Основой западного изобразительного искусства – в отличие, например, от исламского искусства – является репрезентация действительности. Соответственно, в очень значительной степени фигуративное искусство сильно пострадало из-за соревнования с фотографией, которая достигает его главной цели – фиксации впечатлений человеческого глаза – проще, дешевле и гораздо точнее. Как мне представляется, именно это объясняет, почему за импрессионизмом последовал взлет авангарда – живописи за пределами возможностей камеры через новые техники репрезентации: экспрессионизм, фантазию и визионерство – и наконец через абстракцию отказ от репрезентационизма. Этот поиск альтернативы с поправкой на моду и погоню за всем новым по аналогии с наукой и технологией был признан лучшим, более прогрессивным, более современным. Но «шок новизны» (Роберт Хьюз) растерял свою художественную убедительность после 1950-х по причинам, распространяться о которых у меня здесь не хватит времени. Вдобавок к этому, сегодня абстрактное искусство, как минимум в декоративных целях, так же как и изделия ручной работы, создается при помощи современных технологий. Поэтому живопись, с моей точки зрения, оказалась в отчаянном кризисе, хотя это не означает, что больше не будет хороших или даже гениальных художников. Возможно, неслучайно премия Тернера, присуждаемая лучшему молодому британскому художнику года, последнее время все реже вручается живописцам. В этом году (1997) таковых среди кандидатов не было вовсе. На Венецианской биеннале живопись тоже сейчас не в чести.

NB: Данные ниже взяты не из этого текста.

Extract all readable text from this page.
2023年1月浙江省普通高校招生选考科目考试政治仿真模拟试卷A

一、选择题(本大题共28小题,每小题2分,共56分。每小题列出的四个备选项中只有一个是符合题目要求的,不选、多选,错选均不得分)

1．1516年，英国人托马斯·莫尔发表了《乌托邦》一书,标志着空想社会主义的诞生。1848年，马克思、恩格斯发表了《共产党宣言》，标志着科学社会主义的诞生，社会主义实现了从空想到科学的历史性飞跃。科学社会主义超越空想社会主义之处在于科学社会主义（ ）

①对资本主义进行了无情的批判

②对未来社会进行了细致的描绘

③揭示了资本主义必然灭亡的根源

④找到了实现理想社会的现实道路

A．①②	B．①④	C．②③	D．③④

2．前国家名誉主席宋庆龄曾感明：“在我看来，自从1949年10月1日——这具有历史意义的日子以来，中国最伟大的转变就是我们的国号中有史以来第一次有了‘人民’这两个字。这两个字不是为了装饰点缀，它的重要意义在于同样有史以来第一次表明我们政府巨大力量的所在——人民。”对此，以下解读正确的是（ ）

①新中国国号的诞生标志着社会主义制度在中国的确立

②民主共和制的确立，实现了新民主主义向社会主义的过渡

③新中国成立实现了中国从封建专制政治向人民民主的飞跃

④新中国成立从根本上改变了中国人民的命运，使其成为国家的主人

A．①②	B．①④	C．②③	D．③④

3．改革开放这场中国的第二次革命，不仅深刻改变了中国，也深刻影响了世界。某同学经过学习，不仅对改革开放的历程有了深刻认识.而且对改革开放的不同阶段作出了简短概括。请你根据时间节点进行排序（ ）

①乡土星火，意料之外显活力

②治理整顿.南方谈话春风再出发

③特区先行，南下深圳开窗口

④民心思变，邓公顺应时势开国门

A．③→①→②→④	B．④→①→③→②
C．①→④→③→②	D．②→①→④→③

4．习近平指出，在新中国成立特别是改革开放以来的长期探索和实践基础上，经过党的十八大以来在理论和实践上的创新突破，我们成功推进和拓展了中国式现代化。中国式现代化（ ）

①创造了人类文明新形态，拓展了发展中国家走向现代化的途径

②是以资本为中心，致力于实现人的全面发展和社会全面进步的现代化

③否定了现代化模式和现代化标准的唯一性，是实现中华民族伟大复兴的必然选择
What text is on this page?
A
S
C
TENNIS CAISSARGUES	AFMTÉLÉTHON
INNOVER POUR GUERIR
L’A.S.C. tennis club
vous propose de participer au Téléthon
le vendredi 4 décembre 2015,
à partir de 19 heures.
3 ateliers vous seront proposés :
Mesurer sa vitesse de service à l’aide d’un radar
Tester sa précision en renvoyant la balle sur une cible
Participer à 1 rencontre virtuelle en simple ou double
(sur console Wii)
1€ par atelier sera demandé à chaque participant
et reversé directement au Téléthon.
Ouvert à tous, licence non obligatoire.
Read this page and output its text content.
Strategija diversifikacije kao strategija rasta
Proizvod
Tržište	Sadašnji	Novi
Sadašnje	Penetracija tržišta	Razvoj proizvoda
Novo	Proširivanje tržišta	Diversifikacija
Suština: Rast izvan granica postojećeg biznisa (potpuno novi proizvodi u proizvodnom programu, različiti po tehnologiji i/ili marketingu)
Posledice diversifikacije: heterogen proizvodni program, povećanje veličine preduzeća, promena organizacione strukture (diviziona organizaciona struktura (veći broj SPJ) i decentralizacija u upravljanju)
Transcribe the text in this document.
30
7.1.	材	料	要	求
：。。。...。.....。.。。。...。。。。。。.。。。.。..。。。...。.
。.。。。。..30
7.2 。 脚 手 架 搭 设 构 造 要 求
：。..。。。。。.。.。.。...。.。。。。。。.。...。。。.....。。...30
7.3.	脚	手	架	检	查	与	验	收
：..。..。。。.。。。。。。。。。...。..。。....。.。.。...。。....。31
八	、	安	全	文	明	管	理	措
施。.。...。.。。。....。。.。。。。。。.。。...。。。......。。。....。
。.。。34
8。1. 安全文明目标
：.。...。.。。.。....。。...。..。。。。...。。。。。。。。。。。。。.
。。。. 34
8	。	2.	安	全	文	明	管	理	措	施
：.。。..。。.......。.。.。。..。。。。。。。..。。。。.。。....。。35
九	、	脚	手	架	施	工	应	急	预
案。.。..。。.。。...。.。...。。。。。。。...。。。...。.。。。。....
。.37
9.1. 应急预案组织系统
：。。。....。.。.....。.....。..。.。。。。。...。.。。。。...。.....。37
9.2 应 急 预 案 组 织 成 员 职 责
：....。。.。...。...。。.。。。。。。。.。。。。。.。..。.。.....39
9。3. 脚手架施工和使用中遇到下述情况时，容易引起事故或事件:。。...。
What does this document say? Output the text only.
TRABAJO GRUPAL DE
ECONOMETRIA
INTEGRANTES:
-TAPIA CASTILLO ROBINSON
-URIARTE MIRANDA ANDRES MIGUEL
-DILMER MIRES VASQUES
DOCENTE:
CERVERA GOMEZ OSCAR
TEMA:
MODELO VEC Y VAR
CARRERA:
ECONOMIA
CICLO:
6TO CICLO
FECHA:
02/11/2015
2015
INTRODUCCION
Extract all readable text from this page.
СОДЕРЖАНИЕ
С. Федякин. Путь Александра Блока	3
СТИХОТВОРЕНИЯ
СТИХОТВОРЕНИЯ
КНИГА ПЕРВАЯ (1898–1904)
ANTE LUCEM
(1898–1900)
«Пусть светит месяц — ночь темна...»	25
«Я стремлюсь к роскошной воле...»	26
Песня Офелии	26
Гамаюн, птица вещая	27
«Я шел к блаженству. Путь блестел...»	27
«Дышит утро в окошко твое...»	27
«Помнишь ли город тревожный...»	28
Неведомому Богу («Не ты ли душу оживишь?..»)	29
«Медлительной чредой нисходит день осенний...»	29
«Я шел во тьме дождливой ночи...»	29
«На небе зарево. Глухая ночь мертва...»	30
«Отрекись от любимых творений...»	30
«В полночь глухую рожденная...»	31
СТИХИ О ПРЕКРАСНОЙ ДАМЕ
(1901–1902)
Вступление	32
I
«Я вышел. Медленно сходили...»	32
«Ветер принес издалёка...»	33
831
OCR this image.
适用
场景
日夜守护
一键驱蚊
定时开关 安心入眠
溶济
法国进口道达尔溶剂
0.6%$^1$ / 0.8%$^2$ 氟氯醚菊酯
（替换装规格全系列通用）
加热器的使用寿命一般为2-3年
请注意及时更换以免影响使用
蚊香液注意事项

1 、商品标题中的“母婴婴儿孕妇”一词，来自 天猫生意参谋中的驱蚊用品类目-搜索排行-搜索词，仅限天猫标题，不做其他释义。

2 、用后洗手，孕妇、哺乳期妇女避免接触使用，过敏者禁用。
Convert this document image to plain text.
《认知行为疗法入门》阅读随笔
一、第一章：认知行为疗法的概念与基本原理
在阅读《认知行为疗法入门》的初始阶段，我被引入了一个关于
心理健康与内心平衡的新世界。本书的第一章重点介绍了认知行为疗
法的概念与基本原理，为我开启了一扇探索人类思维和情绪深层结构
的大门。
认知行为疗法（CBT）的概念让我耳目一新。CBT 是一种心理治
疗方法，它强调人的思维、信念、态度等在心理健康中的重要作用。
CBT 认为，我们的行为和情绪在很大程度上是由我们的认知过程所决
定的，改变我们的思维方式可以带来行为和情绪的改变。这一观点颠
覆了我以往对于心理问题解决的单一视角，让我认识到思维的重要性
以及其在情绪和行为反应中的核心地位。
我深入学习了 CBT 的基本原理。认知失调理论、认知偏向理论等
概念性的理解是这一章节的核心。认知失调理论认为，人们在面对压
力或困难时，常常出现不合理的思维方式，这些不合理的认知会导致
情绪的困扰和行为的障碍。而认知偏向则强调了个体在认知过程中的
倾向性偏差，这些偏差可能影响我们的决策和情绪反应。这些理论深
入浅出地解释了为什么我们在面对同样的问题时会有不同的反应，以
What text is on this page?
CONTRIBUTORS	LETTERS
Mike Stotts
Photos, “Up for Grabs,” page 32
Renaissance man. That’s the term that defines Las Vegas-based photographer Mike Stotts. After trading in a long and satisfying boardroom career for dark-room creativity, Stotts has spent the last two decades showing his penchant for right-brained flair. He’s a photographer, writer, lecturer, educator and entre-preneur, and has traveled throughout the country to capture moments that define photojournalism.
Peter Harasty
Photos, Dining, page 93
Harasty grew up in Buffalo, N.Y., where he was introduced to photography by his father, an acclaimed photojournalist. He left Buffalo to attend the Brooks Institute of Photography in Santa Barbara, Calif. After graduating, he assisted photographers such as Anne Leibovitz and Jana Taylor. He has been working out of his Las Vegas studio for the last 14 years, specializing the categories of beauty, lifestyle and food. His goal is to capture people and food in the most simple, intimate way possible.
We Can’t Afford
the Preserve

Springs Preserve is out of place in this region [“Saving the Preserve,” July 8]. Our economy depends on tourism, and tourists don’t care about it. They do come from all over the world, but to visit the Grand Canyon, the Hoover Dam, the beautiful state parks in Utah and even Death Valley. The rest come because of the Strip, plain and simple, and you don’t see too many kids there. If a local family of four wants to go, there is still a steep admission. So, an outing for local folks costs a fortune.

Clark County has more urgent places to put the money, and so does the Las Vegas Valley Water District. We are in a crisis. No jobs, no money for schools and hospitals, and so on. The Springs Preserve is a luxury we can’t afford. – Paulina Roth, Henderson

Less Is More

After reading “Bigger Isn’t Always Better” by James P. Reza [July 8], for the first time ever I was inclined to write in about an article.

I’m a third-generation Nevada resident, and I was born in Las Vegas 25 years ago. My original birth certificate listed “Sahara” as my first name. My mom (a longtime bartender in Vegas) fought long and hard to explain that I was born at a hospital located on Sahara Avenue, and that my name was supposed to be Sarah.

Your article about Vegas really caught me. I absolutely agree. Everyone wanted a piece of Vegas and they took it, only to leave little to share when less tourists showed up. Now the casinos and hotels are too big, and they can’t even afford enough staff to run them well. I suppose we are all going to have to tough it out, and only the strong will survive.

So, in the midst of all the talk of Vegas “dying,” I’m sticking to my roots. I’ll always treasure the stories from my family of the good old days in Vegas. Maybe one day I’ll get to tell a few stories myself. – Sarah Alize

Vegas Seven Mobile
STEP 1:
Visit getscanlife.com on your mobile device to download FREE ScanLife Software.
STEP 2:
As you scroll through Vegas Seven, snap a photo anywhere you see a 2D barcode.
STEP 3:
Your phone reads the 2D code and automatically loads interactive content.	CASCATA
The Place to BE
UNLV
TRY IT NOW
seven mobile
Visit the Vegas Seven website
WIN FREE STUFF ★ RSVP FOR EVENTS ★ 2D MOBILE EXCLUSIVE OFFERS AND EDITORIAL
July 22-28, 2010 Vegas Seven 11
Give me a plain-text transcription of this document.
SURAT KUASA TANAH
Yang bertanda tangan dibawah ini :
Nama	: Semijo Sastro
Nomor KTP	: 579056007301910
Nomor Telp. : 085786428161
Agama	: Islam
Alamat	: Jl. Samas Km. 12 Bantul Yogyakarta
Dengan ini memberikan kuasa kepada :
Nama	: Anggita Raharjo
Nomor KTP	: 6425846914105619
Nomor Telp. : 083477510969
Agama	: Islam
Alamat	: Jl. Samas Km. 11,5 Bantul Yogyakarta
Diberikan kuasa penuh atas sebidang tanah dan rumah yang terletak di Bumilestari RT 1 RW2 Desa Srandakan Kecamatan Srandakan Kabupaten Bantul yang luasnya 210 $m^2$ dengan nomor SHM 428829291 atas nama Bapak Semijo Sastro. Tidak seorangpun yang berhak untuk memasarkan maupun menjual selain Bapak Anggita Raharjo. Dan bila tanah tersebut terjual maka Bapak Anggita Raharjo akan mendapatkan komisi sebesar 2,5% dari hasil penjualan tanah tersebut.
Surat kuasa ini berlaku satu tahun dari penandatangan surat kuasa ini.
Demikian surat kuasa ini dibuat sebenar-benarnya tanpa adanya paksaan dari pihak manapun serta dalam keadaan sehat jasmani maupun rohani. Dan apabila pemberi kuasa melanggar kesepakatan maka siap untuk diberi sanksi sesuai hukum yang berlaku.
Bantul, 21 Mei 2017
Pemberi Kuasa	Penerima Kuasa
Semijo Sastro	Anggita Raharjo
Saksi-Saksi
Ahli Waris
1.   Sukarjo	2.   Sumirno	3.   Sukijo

Чем же заняты художники? Изготавливают так называемые «инсталляции» и видео, хотя они получаются менее интересными, чем работы сценических дизайнеров или рекламщиков. Играют со всякого рода (в том числе и скандального) реди-мейдом. У них есть идеи, часто нехорошие. Изобразительное искусство 1990-х движется от искусства обратно к идее: в отличие от объектива или компьютера, идеи есть только у человека. Искусство
Страница 7 из 21

перестало быть тем, что человек создает в процессе творчества, – и стало тем, что он думает. «Концептуальное искусство» в конечном счете произошло от Дюшана, и подобно Дюшану с его прорывной выставкой писсуара в качестве «реди-мейд»-объекта, эти практики стремятся не расширить пространство изящного искусства, а уничтожить его. Они объявляют войну искусству, точнее «произведению искусства», созданному отдельным художником, объекту, которым должны восхищаться зрители и который надлежит судить согласно эстетическим критериям красоты. И впрямь, кто из художественных критиков сегодня так поступает? Кто сегодня без иронии использует в критическом дискурсе слово «красота»? Только математики, шахматисты, спортивные репортеры, поклонники человеческой красоты (будь это внешность или голос) способны без труда прийти к согласию по поводу «красоты» или ее отсутствия. Художественные критики этого сделать не могут.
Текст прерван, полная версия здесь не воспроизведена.